Still, I do agree with you and Nelson on the folly of the degrees for degrees' sake doctrine. The discussion around the subject is particularly vivid here in Scandinavia where education is absolutely free and on top of which each (Danish) student is entitled to a free grant of around 4600 DKK (£516) plus a cheap loan of 2500 DKK (£280) a month. I don't know the figures for Finland, Sweden or Norway but the idea is more or less the same all over the Nordics.

Being a incurable product of the three Scandinavian wellfare states I've lived in, I absolutely support free education at all levels. What I don't support is the trickery of renaming all these third-rate polytechnics into 'universities' and 'universities of applied sciences' and licensing them to fool gullible kids into thinking they are pursuing degrees of some worth. Many of those schools don't deserve anything else than to be shut down.

Somewhere, Milton Friedman points out that public schools (what we call public schools, meaning tax-supported) always turn into useless institutions, but vocational schools do not. The reason is that a student at a vocational school is actually making an investment in himself, and the school needs to attract students by offering good and useful courses that will pay-off at the end.

He also points out that, even though vocational schools attract the poorer students, they are never the site of violence, there is never a request for "native language" (meaning spanish) courses, and no need for affirmative action.

Juri, welcome back to D&N.

Well, your English studies certainly produced one good result, somewhat better grammatical English than I usually write!

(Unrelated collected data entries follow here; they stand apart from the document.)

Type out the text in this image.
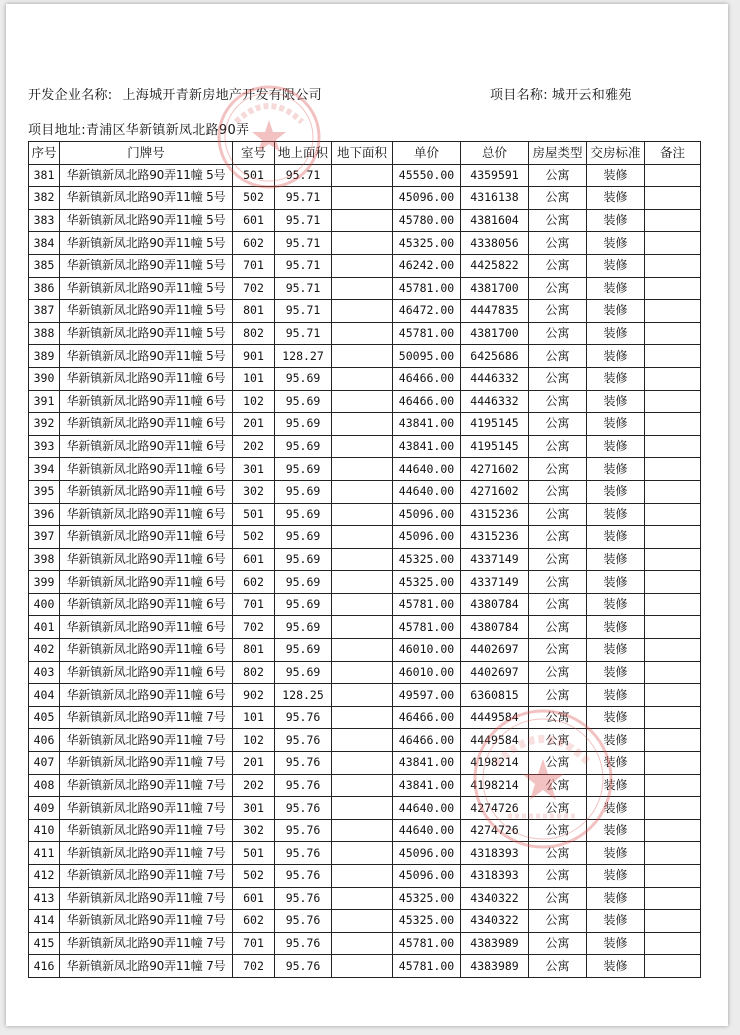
开发企业名称: 上海城开青新房地产开发有限公司	项目名称: 城开云和雅苑
项目地址:青浦区华新镇新凤北路90弄
序号	门牌号	室号	地上面积	地下面积	单价	总价	房屋类型	交房标准	备注
381	华新镇新凤北路90弄11幢 5号	501	95.71		45550.00	4359591	公寓	装修	
382	华新镇新凤北路90弄11幢 5号	502	95.71		45096.00	4316138	公寓	装修	
383	华新镇新凤北路90弄11幢 5号	601	95.71		45780.00	4381604	公寓	装修	
384	华新镇新凤北路90弄11幢 5号	602	95.71		45325.00	4338056	公寓	装修	
385	华新镇新凤北路90弄11幢 5号	701	95.71		46242.00	4425822	公寓	装修	
386	华新镇新凤北路90弄11幢 5号	702	95.71		45781.00	4381700	公寓	装修	
387	华新镇新凤北路90弄11幢 5号	801	95.71		46472.00	4447835	公寓	装修	
388	华新镇新凤北路90弄11幢 5号	802	95.71		45781.00	4381700	公寓	装修	
389	华新镇新凤北路90弄11幢 5号	901	128.27		50095.00	6425686	公寓	装修	
390	华新镇新凤北路90弄11幢 6号	101	95.69		46466.00	4446332	公寓	装修	
391	华新镇新凤北路90弄11幢 6号	102	95.69		46466.00	4446332	公寓	装修	
392	华新镇新凤北路90弄11幢 6号	201	95.69		43841.00	4195145	公寓	装修	
393	华新镇新凤北路90弄11幢 6号	202	95.69		43841.00	4195145	公寓	装修	
394	华新镇新凤北路90弄11幢 6号	301	95.69		44640.00	4271602	公寓	装修	
395	华新镇新凤北路90弄11幢 6号	302	95.69		44640.00	4271602	公寓	装修	
396	华新镇新凤北路90弄11幢 6号	501	95.69		45096.00	4315236	公寓	装修	
397	华新镇新凤北路90弄11幢 6号	502	95.69		45096.00	4315236	公寓	装修	
398	华新镇新凤北路90弄11幢 6号	601	95.69		45325.00	4337149	公寓	装修	
399	华新镇新凤北路90弄11幢 6号	602	95.69		45325.00	4337149	公寓	装修	
400	华新镇新凤北路90弄11幢 6号	701	95.69		45781.00	4380784	公寓	装修	
401	华新镇新凤北路90弄11幢 6号	702	95.69		45781.00	4380784	公寓	装修	
402	华新镇新凤北路90弄11幢 6号	801	95.69		46010.00	4402697	公寓	装修	
403	华新镇新凤北路90弄11幢 6号	802	95.69		46010.00	4402697	公寓	装修	
404	华新镇新凤北路90弄11幢 6号	902	128.25		49597.00	6360815	公寓	装修	
405	华新镇新凤北路90弄11幢 7号	101	95.76		46466.00	4449584	公寓	装修	
406	华新镇新凤北路90弄11幢 7号	102	95.76		46466.00	4449584	公寓	装修	
407	华新镇新凤北路90弄11幢 7号	201	95.76		43841.00	4198214	公寓	装修	
408	华新镇新凤北路90弄11幢 7号	202	95.76		43841.00	4198214	公寓	装修	
409	华新镇新凤北路90弄11幢 7号	301	95.76		44640.00	4274726	公寓	装修	
410	华新镇新凤北路90弄11幢 7号	302	95.76		44640.00	4274726	公寓	装修	
411	华新镇新凤北路90弄11幢 7号	501	95.76		45096.00	4318393	公寓	装修	
412	华新镇新凤北路90弄11幢 7号	502	95.76		45096.00	4318393	公寓	装修	
413	华新镇新凤北路90弄11幢 7号	601	95.76		45325.00	4340322	公寓	装修	
414	华新镇新凤北路90弄11幢 7号	602	95.76		45325.00	4340322	公寓	装修	
415	华新镇新凤北路90弄11幢 7号	701	95.76		45781.00	4383989	公寓	装修	
416	华新镇新凤北路90弄11幢 7号	702	95.76		45781.00	4383989	公寓	装修	
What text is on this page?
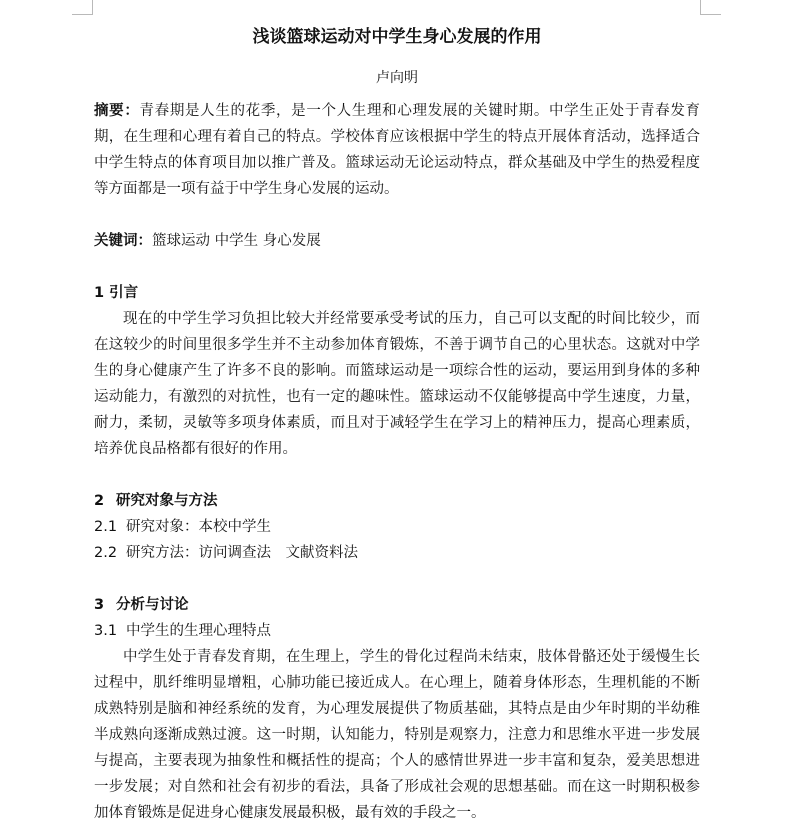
浅谈篮球运动对中学生身心发展的作用
卢向明

摘要：青春期是人生的花季，是一个人生理和心理发展的关键时期。中学生正处于青春发育期，在生理和心理有着自己的特点。学校体育应该根据中学生的特点开展体育活动，选择适合中学生特点的体育项目加以推广普及。篮球运动无论运动特点，群众基础及中学生的热爱程度等方面都是一项有益于中学生身心发展的运动。

关键词：篮球运动 中学生 身心发展

1 引言

现在的中学生学习负担比较大并经常要承受考试的压力，自己可以支配的时间比较少，而在这较少的时间里很多学生并不主动参加体育锻炼，不善于调节自己的心里状态。这就对中学生的身心健康产生了许多不良的影响。而篮球运动是一项综合性的运动，要运用到身体的多种运动能力，有激烈的对抗性，也有一定的趣味性。篮球运动不仅能够提高中学生速度，力量，耐力，柔韧，灵敏等多项身体素质，而且对于减轻学生在学习上的精神压力，提高心理素质，培养优良品格都有很好的作用。

2 研究对象与方法
2.1 研究对象：本校中学生
2.2 研究方法：访问调查法　文献资料法
3 分析与讨论
3.1 中学生的生理心理特点

中学生处于青春发育期，在生理上，学生的骨化过程尚未结束，肢体骨骼还处于缓慢生长过程中，肌纤维明显增粗，心肺功能已接近成人。在心理上，随着身体形态，生理机能的不断成熟特别是脑和神经系统的发育，为心理发展提供了物质基础，其特点是由少年时期的半幼稚半成熟向逐渐成熟过渡。这一时期，认知能力，特别是观察力，注意力和思维水平进一步发展与提高，主要表现为抽象性和概括性的提高；个人的感情世界进一步丰富和复杂，爱美思想进一步发展；对自然和社会有初步的看法，具备了形成社会观的思想基础。而在这一时期积极参加体育锻炼是促进身心健康发展最积极，最有效的手段之一。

Actually, your comment has provoked me into thinking a bit more about universities in the modern age - and please notice that this time I failed to apply the irony-laden inverted commas with which I usually surround the word 'universities' - because it is obvious that places of high, or indeed, stratospheric, education are essential.

Dom, you are entirely right. 'Over here' we used to have Technical Colleges which, with typical British snobbishness, were rather looked down on because the middle-classes all wanted their children to go to a 'university'. So guess what, they changed their names and called themselves 'universities', but what was worse, they then dropped the technical stuff and began offering all these spurious course which are useless.